Я перепрыгнула через линии и оказалась на небольшом пятачке круга. Мор пожадничал мела — рисунок вышел небольшим, и, чтобы не заступать за границы силовых линий, приходилось ютиться и прижиматься друг к другу.
— Не мог сделать побольше.
— Побольше… — проворчал друг. — Тогда и магии нужно прорву, и удержать плетение сложнее. А нам не во вчерашний день заглянуть нужно.
— А что, когда твоя тетя пропала, такой ритуал следователи не проводили? — задала я закономерный вопрос.

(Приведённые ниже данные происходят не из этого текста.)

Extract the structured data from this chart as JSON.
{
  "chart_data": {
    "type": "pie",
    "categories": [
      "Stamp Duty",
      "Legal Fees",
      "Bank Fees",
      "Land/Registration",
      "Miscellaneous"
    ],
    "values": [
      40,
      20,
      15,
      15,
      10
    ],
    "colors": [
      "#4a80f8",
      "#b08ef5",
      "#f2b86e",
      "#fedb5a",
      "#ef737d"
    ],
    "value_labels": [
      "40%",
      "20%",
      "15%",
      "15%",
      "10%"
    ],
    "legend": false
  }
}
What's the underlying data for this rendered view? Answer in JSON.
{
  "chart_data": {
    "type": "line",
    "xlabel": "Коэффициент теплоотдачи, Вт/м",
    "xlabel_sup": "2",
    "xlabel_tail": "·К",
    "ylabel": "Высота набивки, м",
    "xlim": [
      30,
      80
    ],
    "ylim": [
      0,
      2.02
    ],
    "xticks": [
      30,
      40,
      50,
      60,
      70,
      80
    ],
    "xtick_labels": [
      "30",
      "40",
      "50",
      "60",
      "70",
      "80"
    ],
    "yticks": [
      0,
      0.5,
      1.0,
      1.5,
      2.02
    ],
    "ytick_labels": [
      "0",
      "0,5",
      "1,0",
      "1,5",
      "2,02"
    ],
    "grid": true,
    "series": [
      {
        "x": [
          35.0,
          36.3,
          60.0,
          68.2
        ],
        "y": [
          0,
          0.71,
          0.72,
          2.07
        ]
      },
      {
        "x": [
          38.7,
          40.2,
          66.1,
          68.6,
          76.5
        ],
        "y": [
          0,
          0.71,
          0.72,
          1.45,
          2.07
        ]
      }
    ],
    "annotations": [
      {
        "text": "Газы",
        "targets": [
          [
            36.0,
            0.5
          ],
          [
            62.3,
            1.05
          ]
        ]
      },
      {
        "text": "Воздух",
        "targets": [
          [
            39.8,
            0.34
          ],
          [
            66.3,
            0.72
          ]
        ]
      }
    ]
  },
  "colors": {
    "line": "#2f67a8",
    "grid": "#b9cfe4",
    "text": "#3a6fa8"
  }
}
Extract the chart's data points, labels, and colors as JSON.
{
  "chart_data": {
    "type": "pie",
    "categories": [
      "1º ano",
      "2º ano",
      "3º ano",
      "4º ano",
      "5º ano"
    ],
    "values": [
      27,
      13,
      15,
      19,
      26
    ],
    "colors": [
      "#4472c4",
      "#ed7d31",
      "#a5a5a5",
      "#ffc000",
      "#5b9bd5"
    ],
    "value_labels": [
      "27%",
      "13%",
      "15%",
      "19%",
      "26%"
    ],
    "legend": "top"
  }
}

— Проводили. Но в отчете написано: накануне пропажи ничего особенного не произошло, — он произнес это столь сухим, я бы сказала, канцелярским тоном, что сразу стало понятно: цитирует какой-то протокол. — В тот день тетя моя проснулась, умылась, оделась, пошла на занятия. Вернулась вечером. Читала. Судя по всему, конспект. Потом что-то из него выписывала. Потом смяла и сожгла записи. Задернула шторы так, что комната погрузилась во мрак. А утром ее постель была пуста. Поэтому я хочу увидеть все лично…
Мне и самой стало интересно, что же могло приключиться с адепткой. Неужели ничего не выдавало ее волнения, она не предчувствовала…
— Не пихайся, — цыкнул на меня Мор и начал нараспев читать заклинание.
Я еще никогда не ныряла во временной поток. Ощущения были странными, словно мы в огромной колбе погружаемся на глубины. Вокруг стремительно проносились смазанными силуэтами рыб тени прошлого. Причем их действия шли в обратном порядке. Слышался чей-то приглушенный смех, рыдания, споры.
Да, стены этой комнаты повидали многое: и счастье, и отчаяние, и веселье, и грусть… Мы падали камнем на дно прошлого. И когда уже показалось, что этот полет не закончится, ударились о точку бытия.
Тот самый день. Сначала события в нем шли наоборот, затем и вовсе остановились. И начался их обычный ход. Я увидела девушку. Правильные черты лица, темные локоны и контрастировавшая с ними алебастровая кожа. Умные глаза и серьезное выражение лица. Она явно не витала в облаках, о чем-то вдумчиво размышляя.
Неторопливые выверенные движения, прямая осанка. Такую редко кому дает природа. Скорее она — результат многочасовых тренировок. Как и плавная походка этой юной леди.
Все происходило в точности, как Мор говорил. Умылась, оделась… И даже когда пришла, сев за конспект. Вот только меня чуть насторожила толщина тетради… словно она была обложкой для чего-то другого. Но в мутных тенях размытого прошлого легко ошибиться. А подойти, чтобы отогнуть страницы, не было никакой возможности.
А вот когда девушка села «делать пометки из лекции», я удивилась.
Она выводила в столбик даты:
«6 интарна 4975 года
12 нисара 5678
5 айбрана 5883
22 дейхира 5990»
В самих них не было ничего необычного: каждый адепт должен был знать историю магии, в том числе и когда произошли самые разрушительные выбросы магии.
Вот только в этом столбце тетя Мора почему-то забыла написать о природном выбросе силы, случившемся на пустынном плато в Минсе. Он произошел двенадцатого мейхава в пять тысяч восемьсот восемьдесят шестом. А также девушка пропустила резкое изменение магического фона из-за неудачных испытаний артефакта рядом с моим родным городком. Тогда ударной ментальной волной накрыло сотни миль. В общей панике погибло много людей. Я тогда была совсем крохой и знала о случившемся лишь из рассказов родителей. Но дату восьмое лунаса пять тысяч восемьсот восемьдесят девятого года запомнила навсегда.
Неужели такая педантичная и внимательная леди, какой мне показалась юная тетя Мора, могла забыть об этих двух бедствиях?
А рука Лирин меж тем дрогнула, так и не выведя последнюю дату. Она оторвала взгляд от листка. В ее глазах дрожали готовые сорваться слезы… А затем она резко отбросила карандаш, которым делала запись, схватила листок, смяла его и, сжав в руке, спалила с помощью заклинания. Даже пепла не осталось.
Захлопнув тетрадь, девушка порывисто встала из-за стола, словно решив что-то для себя. А затем задернула шторы, погасила артефакт-светильник и, судя по звукам, начала собираться ко сну. Или сделала все, чтобы наблюдатели так подумали.
Не знаю, но почему-то внутри меня росла убежденность: Лирин знала, что за ней следили. Не из будущего, как мы, проматывая время вспять, а в тот момент. И чего-то очень боялась.